En el 2025, Alianza Lima volvió a hacer algo que parecía extraviado en el tiempo: gritar goles que emocionaron y marcaron historia. No fueron simples anotaciones para la estadística. Fueron goles que se celebraron con rabia contenida, con lágrimas, con incredulidad y con esa mística que solo aparece cuando la camiseta pesa de verdad.
Desde Matute hasta La Bombonera, desde los clásicos en casa hasta noches sudamericanas impensadas, el hincha blanquiazul volvió a sentirse protagonista.
Esta es la crónica de los 10 goles más importantes y celebrados de Alianza Lima en el 2025, aquellos que cambiaron partidos, eliminaron gigantes, silenciaron estadios y devolvieron al club íntimo a la conversación grande del fútbol sudamericano. Goles que no solo entraron al arco, sino también a la memoria colectiva del pueblo aliancista.
Alianza Lima: los goles más gritados del 2025
10. Kevin Quevedo y el grito de júbilo al minuto 80
– Sudamericana. Rival: Universidad Católica de Ecuador. (20 de agosto)
Cuando el reloj apretaba y la tensión era total, Kevin Quevedo anotó al minuto 80 ante Universidad Católica de Ecuador, selló la remontada 2-1 y el pase a cuartos de final de la Copa Sudamericana. El tanto de Quevedo en Guayaquil fue uno de esos goles que se celebran mirando al cielo.


9. El penal que sostuvo la ilusión
– Rival: Nacional (1-1) – Libertadores Fase 3 ida (5 febrero)
Presión, visita y Libertadores. Aquí es donde todo empezó para Alianza Lima. El cuadro victoriano visitó a Nacional de Paraguay y perdía 1-0. Hasta que apareció Barcos. Él lo fabricó y él lo anotó. El Pirata no falló desde los doce pasos y mantuvo viva la serie. Fue un gol de temple, de capitán y de experiencia pura.
8. Barcos y el golpe a Cristal en los playoffs
– Playoffs ida – Liga 1 (2 de diciembre)
En los play offs ante Sporting Cristal, cuando Alianza Lima la pasaba mal, apareció otra vez el capitán. Barcos le marcó a en la ida, a poco de final, demostrando que en los partidos grandes siempre está. Fue un gol de experiencia y de mucha técnica.


7. Quevedo y el clásico que volvió a doler
Gol a Universitario – Liga 1 en Matute
En los clásicos no importa la tabla, importa el orgullo. El gol de Quevedo ante Universitario encendió la caldera de Matute. Lástima, para los íntimos, pues los cremas lo empataron en la última jugada del partido.
6. Ceppelini y la noche mágica ante Boca
– 1-0 en Matute – Libertadores Fase 2
El rebote, el remate y el estallido. El gol de Pablo Ceppelini en Matute frente a Boca Juniors fue uno de los más gritados del año.

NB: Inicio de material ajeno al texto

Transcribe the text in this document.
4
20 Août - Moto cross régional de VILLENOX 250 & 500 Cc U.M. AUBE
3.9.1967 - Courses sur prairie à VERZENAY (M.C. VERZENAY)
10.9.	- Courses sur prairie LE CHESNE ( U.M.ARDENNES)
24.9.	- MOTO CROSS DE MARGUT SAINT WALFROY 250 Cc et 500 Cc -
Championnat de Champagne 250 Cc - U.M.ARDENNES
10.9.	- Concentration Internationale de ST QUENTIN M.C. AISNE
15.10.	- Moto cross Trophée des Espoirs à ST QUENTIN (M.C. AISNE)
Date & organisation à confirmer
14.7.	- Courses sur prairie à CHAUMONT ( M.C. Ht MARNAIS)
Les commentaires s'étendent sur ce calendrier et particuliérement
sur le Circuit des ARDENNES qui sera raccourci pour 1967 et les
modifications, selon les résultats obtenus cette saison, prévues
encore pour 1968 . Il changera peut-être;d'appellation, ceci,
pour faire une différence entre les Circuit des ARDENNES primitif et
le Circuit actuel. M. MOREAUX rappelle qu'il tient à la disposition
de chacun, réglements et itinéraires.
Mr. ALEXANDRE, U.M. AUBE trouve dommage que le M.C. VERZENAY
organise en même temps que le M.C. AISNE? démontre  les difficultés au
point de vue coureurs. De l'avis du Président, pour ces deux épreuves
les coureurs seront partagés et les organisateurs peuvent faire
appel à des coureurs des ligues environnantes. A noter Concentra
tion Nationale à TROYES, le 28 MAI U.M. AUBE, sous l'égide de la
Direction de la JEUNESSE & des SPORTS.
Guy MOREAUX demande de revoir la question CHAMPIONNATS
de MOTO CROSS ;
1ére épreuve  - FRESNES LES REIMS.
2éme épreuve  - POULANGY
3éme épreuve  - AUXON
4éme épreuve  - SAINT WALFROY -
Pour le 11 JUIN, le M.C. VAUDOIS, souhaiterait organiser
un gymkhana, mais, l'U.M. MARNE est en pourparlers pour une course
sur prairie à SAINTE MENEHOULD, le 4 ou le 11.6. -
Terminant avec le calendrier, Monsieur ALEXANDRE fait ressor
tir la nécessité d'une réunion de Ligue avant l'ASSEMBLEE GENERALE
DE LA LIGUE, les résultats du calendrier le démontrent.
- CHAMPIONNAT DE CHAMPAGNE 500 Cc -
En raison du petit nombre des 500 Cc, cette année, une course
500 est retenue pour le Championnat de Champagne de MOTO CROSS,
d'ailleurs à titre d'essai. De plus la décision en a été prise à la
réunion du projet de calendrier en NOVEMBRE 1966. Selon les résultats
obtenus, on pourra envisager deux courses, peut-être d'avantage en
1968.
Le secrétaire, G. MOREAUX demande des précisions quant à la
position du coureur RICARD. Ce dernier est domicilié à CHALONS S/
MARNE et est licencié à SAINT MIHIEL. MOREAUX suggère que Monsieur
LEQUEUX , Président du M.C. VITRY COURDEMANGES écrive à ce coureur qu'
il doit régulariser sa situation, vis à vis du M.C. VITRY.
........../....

Porque no todos los días se le marca a Boca, y mucho menos en una noche copera perfecta.


5. Kevin Quevedo y el empate que encendió la Libertadores
– 2-2 vs São Paulo – Copa Libertadores
Fue uno de esos goles que cambian el pulso de un partido. Quevedo apareció para rescatar un empate ante São Paulo, demostrando que Alianza Lima no estaba en la Libertadores para cumplir calendario.
4. Eryc Castillo y el golpe a Grêmio en Matute
– Sudamericana – Victoria 2-0
Velocidad, decisión y contundencia. Castillo firmó uno de los goles más celebrados del año ante un gigante brasileño. Matute explotó y Alianza entendió que podía competir de igual a igual en Sudamérica.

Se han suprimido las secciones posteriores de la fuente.